DAVIS, JOSEPH, seaman employed by the HBC off and on between 1692 and 1715.
Davis served under Captain James Knight in the expedition of 1692–93, which recaptured Fort Albany from the French, and stayed in James Bay until 1697. He rejoined the company in 1702, sailing to James Bay in that year and returning to England in 1703. He did the same as commander of the Pery frigate in 1706–7, and in 1708 took the Eastmain sloop to Albany, returning in the Hudson’s Bay [II] (Capt. Michael Grimington). After the death of Grimington, Davis commanded this ship on voyages to Albany in 1710–11, 1712, and 1713–14.
In 1715 he was sent to York Fort as captain of the newly built supply ship, Hudson’s Bay [III], but failed to reach that post although he was reported as coming within 15 miles of it.
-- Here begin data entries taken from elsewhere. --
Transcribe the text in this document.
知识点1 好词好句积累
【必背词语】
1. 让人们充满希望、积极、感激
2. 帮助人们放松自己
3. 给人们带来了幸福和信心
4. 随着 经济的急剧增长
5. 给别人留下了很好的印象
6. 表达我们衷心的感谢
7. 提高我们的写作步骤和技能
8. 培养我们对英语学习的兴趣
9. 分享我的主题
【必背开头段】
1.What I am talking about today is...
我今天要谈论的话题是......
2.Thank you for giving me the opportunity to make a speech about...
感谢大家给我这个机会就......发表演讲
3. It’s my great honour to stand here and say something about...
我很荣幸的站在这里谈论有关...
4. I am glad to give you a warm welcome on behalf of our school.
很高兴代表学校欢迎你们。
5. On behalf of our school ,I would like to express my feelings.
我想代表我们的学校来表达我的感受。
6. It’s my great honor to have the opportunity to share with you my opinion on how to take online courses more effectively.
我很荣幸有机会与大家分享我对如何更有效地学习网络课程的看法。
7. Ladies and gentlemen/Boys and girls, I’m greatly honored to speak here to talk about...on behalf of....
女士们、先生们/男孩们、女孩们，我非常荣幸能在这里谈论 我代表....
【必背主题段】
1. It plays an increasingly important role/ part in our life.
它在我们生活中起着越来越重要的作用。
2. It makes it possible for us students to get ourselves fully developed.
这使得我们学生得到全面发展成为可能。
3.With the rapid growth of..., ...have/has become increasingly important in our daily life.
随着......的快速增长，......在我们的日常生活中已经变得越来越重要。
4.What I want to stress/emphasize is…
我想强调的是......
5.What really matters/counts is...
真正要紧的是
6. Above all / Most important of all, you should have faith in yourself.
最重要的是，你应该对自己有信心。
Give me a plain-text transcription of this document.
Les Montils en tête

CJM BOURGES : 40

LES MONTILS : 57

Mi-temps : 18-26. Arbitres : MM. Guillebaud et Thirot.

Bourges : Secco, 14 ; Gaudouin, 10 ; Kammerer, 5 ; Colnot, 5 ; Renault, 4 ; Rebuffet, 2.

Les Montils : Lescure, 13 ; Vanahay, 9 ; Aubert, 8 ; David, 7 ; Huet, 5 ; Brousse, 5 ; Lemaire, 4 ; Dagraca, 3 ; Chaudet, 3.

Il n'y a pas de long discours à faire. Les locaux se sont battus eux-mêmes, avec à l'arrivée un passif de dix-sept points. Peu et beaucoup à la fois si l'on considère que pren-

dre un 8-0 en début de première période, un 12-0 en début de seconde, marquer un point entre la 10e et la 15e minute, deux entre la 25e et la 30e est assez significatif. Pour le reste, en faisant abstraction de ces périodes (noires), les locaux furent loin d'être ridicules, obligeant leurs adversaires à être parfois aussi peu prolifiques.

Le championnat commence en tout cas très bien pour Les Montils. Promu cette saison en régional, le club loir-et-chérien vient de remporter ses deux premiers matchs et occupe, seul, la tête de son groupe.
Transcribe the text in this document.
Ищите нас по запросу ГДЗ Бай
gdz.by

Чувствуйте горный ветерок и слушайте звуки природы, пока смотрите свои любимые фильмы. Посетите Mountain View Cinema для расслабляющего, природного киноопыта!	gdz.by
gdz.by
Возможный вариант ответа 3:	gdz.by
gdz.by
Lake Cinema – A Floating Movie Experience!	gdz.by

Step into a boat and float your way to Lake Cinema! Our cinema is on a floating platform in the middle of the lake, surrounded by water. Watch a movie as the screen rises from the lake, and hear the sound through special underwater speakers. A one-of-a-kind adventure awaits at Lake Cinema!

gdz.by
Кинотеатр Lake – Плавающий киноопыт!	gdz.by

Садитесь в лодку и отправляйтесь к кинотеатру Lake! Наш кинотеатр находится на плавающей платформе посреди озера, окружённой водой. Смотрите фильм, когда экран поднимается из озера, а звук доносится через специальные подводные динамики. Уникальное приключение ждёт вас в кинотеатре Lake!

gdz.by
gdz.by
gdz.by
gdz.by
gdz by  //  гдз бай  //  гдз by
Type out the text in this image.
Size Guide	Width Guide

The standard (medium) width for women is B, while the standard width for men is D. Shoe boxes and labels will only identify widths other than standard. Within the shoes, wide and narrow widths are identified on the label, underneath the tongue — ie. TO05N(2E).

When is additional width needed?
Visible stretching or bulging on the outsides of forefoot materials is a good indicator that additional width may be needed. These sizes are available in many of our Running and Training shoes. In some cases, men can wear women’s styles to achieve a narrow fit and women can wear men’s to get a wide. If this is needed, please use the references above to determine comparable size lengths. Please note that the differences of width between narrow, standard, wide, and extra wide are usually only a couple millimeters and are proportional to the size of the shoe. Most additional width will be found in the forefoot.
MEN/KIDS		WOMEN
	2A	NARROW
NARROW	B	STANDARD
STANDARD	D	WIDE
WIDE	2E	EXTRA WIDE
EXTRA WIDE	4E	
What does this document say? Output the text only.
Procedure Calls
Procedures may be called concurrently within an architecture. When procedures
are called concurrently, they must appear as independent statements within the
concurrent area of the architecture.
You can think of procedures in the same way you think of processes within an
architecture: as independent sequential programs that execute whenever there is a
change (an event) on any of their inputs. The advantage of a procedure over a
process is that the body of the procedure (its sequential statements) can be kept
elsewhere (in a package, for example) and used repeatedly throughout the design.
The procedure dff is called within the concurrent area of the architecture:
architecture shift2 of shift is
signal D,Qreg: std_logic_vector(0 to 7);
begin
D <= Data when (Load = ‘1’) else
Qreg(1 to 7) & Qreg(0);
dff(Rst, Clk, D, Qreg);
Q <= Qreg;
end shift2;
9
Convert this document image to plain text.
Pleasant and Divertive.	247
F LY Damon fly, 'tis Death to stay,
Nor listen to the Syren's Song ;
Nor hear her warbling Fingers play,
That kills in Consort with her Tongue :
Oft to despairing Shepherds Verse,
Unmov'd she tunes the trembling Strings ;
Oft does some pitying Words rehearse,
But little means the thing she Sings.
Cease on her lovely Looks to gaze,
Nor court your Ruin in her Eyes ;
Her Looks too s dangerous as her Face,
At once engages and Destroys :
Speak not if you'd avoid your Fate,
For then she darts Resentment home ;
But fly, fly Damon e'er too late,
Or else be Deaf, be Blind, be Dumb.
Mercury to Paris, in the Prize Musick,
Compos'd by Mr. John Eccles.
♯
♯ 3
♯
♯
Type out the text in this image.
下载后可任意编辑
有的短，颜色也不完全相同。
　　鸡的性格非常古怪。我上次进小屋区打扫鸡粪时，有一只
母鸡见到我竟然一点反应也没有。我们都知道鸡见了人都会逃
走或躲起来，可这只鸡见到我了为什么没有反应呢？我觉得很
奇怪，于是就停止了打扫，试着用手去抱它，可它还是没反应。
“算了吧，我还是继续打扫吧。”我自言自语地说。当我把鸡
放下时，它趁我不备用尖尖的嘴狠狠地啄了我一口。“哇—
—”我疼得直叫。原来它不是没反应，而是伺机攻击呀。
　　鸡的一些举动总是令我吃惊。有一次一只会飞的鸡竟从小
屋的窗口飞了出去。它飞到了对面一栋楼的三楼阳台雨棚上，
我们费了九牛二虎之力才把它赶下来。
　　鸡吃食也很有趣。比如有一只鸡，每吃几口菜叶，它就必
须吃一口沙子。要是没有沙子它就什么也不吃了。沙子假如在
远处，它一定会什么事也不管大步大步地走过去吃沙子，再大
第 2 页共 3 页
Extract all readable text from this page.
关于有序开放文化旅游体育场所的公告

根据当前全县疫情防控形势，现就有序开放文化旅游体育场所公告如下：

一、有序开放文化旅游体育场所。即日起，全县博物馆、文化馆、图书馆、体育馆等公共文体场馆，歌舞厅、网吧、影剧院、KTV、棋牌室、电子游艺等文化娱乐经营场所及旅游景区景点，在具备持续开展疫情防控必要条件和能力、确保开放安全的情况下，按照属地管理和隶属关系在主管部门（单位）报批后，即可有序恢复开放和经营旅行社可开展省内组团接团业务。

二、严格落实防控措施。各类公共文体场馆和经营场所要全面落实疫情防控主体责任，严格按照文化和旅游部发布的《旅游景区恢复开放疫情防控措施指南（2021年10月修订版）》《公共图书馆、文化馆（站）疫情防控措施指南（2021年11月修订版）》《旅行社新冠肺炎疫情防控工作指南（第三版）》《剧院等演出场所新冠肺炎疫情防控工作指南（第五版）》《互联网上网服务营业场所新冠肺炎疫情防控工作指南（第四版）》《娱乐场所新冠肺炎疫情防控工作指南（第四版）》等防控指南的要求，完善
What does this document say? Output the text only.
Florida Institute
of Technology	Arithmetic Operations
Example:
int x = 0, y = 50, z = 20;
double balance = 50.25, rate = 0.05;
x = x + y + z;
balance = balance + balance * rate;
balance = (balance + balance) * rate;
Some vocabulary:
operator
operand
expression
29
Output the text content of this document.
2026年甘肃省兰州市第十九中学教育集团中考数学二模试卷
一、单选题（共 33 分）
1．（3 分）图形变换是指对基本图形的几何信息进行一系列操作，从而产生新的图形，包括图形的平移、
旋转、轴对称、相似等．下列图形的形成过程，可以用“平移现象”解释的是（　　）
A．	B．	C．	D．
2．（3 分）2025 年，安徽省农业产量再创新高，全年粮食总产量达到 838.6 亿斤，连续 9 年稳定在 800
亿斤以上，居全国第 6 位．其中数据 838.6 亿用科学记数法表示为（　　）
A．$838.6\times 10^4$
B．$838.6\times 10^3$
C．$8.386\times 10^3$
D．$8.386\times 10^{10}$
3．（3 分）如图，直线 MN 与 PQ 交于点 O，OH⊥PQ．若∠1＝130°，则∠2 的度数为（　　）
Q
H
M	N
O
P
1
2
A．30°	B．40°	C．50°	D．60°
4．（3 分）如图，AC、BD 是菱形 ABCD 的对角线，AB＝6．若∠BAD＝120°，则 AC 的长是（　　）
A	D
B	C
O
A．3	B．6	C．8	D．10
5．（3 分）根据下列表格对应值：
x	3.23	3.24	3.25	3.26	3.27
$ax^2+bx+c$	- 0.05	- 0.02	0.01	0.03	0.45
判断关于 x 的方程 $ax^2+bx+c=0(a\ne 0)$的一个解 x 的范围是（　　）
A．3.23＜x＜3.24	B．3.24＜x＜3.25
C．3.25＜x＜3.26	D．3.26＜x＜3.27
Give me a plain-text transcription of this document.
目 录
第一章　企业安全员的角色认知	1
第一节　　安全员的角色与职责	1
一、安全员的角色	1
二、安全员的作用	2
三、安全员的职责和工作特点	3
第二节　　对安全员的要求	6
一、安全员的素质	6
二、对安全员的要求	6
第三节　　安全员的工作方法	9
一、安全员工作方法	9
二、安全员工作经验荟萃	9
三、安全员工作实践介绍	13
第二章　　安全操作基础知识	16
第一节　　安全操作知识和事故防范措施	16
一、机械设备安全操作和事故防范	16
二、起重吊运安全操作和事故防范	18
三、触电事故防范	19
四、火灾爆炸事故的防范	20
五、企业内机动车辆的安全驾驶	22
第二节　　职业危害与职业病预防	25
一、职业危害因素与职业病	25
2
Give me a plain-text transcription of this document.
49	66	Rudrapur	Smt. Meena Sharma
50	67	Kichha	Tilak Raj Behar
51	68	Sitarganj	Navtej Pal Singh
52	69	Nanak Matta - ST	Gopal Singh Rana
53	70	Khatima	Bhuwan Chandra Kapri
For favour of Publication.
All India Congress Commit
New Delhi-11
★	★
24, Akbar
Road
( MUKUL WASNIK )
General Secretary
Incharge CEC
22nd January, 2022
The consequences of his failure were serious: the company in London received no furs from York for its annual sale; James Knight, governor at York, missed the year’s supply of trade goods. For want of those goods he could not fulfil his promise, given by the HBC explorer William Stuart to the Chipewyan Indians, to start trading at Churchill in 1715–16. Accordingly Davis was dismissed from the company’s service. So he disappears from Canadian history, a man more important for what he failed to do than for anything he did.